Map forming pl. 13. [On this map (of portion of towns of Plattsburg and Peru, Clinton County)], Cumberland Head shales block is placed above Trenton limestones. Age is Middle Ordovician.
[Named for Cumberland Head, Clinton Co., NY.]
Source: US geologic names lexicon (USGS Bull. 896, p. 554-555).
H.P. Cushing and Rudolf Ruedemann, p. 97. Correlated Cumberland Head shale with upper part of Trenton limestone of Trenton Falls and Watertown region, and called underlying limestone Trenton limestone. [Age is Middle Ordovician.]
Source: US geologic names lexicon (USGS Bull. 896, p. 554-555).
Pl. 27. Correlated Cumberland Head shale of Champlain Valley with middle and lower Trenton and as = Canajoharie and Snake Hill shales of east-central New York. [Age is Middle Ordovician.]
Source: US geologic names lexicon (USGS Bull. 896, p. 554-555).
Pg. 39. For shaly phase of upper Trenton typically developed along East Canada Creek below Dolgeville, Herkimer County, Cushing, 1909 [New York State Mus. Bull., no. 126, p. 20, 21 footnote] has proposed the name Dolgeville shale. These shales were previously described by Cushing as "Trenton-Utica passage beds." In Lake Champlain region to the north and east from Plattsburg somewhat similar passage beds of uncertain stratigraphic equivalency have been mapped as Cumberland Head shale by Cushing, 1905 [New York State Mus. Bull., no. 95, p. 271-453].
Source: US geologic names lexicon (USGS Bull. 896, p. 554-555).
Pg. 108-116. Cumberland Head shale (Cushing 1905, pl. 13) consists of blue-black slaty limestones and calcareous shales with some firmer limestone bands. Replaces Canajoharie shale on New York side of Champlain basin. Lithologically very different from Canajoharie shale of Panton shore and southern Champlain basin in general, for prevailing element is slaty limestone and graptolite shale was not observed at all. Beds are strangely barren of fossils, but those found suggest lower and middle Trenton. Are probably in part at least = Canajoharie shale, but are lithologically and faunistically a differerent facies and deposited under different conditions if not in a separate basin, therefore deserve separate name. Overlain by Stony Point shale and underlain by Trenton limestone. [Age is Middle Ordovician.]
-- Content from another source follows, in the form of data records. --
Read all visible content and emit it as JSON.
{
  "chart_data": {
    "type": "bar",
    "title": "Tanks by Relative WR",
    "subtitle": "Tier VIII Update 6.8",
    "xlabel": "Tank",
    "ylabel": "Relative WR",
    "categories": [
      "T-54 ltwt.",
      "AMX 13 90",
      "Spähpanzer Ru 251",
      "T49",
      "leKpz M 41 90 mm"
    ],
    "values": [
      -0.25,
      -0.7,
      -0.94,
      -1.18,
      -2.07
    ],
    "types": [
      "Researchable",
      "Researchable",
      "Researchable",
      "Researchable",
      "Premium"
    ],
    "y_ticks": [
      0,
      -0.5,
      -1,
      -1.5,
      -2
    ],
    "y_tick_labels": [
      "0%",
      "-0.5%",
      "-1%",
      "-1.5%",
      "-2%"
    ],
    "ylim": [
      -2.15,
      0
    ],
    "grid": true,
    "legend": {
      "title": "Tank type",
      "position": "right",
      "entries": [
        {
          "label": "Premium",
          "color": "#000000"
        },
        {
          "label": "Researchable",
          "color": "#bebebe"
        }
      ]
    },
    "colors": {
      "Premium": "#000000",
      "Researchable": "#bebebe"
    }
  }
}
Named from Cumberland Head, near Plattsburg, NY.
Source: US geologic names lexicon (USGS Bull. 896, p. 554-555).
Geographically extended the Cumberland Head to VT and revised it to the Cumberland Head formation of the Trenton group. Reference region is South Hero Island, Grand Isle Co., VT, 2 miles southeast of Cumberland Head. Redescribed as including argillaceous limestones and limestone-bearing black shales overlying lowest Sherman Fall Shoreham limestone and underlying Stony Point black shale. Thickness is typically 150 feet.
Source: GNU records (USGS DDS-6; Reston GNULEX).
Revised the Cumberland Head to the Cumberland Head argillite in NY. Unit is of Middle Ordovician (Mohawkian) age.